The Ontario Ministry of Finance has implemented a hotline service at 1-866-ONT-TAXS (1-866-668-8297) that will accept calls from citizens to report retailers that:

  • refuse to provide the tax exemption for First Nation customers upon presentation of a valid status card;
  • insist on the collection of unnecessary personal information (such as taking a photocopy of a status card, address, phone number, email, signature etc.) as a requirement before providing the exemption;
  • raise the price on purchased items that qualify for exemption;
  • insist that you pay the full tax at the time of purchase and submit your receipt to the Ministry of Finance for refund;
  • are unsure about how to process tax exempt transactions; or
  • are confused or are under the wrong understanding about the rules for First Nations tax exemption.

Calling the Ministry of Finance hotline to file a report regarding a retailer will help to:

  • educate the retail community at large about tax exemption for First Nations;
  • allow for policy and perspective changes of retailers and facilitate easier tax exemption processing in the future; and
  • protect and exercise your First Nation right to tax exemption.

The Ministry of Revenue continues to work with the Anishinabek Nation to ensure that their hotline operators are trained to handle these calls effectively. Any issues experienced with the hotline may be reported to Kevin Restoule at the Union of Ontario Indians toll free at 1-800-702-5200.

Off-reserve customers of telecommunications such as cable, satellite, telephone, cell phone and internet may establish a monthly exemption through their service provider, or mail in monthly billing statements to the Ministry of Revenue for a refund on the PST portion paid.

Take-out and delivery food off-reserve over $4 is also PST exempt, however, fast food establishments in Ontario may not be equipped to provide the exemption, so retain your receipts for mail-in refund.

As a consumer, it is your right to decide which retailers you wish to do business with. If you do not agree with store policy, you have the right to go elsewhere. For more information on goods and services that qualify for the exemption, refund forms and further tax exemption information in Ontario, visit http://www.anishinabek.ca/notax/.

4 thoughts on “Ontario tax exemption: Your rights as a First Nation citizen

  1. I moved to BC from Ontario, was used to pulling my status card out to get the exemption and no businesses take taxes off out here, why do they not take taxes off in BC and take off the tax in Ontario?

  2. The article first says, honouring the PST exemption is not legally enforceable by the Ministry of Revenue, then says to call the Ministry of Finance to report retailers that refuse to provide the tax exemption for First Nation customers upon presentation of a valid status card. If is not legally enforceable, why would I call?
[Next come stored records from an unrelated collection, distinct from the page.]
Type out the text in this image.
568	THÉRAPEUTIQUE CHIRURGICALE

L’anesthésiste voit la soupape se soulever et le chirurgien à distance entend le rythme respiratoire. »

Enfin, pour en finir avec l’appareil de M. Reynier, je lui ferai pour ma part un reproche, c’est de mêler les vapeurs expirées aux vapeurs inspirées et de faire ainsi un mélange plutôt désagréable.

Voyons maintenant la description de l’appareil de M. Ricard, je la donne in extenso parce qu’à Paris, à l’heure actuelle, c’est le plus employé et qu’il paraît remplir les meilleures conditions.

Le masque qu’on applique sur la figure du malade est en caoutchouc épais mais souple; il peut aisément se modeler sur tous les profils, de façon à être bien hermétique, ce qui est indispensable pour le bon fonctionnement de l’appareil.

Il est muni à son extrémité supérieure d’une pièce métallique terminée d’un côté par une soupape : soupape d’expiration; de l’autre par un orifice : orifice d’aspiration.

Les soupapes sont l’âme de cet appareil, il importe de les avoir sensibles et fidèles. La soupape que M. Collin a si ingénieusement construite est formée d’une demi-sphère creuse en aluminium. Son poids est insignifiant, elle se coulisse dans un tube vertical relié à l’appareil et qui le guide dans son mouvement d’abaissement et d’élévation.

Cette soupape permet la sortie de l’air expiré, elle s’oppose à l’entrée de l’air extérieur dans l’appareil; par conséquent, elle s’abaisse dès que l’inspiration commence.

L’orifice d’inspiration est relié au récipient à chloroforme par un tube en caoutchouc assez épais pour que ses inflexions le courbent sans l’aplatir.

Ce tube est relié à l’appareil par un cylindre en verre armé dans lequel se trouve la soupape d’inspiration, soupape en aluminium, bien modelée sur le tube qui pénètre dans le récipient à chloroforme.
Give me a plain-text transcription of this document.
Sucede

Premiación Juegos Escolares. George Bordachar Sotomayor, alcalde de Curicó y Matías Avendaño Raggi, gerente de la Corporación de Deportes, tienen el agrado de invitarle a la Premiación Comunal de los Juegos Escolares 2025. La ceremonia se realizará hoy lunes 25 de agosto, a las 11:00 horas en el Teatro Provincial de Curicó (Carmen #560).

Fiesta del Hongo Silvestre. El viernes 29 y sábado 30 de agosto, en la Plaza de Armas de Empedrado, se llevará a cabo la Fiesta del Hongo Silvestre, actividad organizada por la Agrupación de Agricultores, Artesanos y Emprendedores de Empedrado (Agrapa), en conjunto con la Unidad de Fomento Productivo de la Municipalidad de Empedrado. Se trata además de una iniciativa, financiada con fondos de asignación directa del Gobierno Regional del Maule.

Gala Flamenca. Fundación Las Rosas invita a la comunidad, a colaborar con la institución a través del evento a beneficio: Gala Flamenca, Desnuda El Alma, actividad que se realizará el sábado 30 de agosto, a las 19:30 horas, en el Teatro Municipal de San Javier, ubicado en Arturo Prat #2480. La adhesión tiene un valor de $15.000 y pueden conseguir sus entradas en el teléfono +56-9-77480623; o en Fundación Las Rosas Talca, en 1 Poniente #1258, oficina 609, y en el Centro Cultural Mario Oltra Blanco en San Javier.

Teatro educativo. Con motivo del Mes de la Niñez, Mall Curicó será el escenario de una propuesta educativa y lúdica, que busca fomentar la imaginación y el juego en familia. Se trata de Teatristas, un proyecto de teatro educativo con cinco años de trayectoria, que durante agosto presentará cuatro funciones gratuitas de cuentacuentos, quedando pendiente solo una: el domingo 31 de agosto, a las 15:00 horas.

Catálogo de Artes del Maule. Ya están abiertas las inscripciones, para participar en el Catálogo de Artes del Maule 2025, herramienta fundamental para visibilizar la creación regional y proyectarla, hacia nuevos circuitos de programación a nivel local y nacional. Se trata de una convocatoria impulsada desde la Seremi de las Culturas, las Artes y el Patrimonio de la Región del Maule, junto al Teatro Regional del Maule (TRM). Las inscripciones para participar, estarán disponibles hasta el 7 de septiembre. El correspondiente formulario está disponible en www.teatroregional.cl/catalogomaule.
  3. As usual it is at the Interpretation of the Government itself when dealing with First Nations would almost make 1 think there was a Conspiracy regarding First Nation Treaties and Rights as outlined in the Provisions of the Indian act

  4. Status cards are only used for stores and gasbars on band lands though! I know some stores that aren’t on band lands take the tax exemptions off, but I correct them before showing any status card! And the stores that are on band lands hate asking for status cards! So maybe we need some businesses switched around there! I know my rights and where I pay the exemptions at!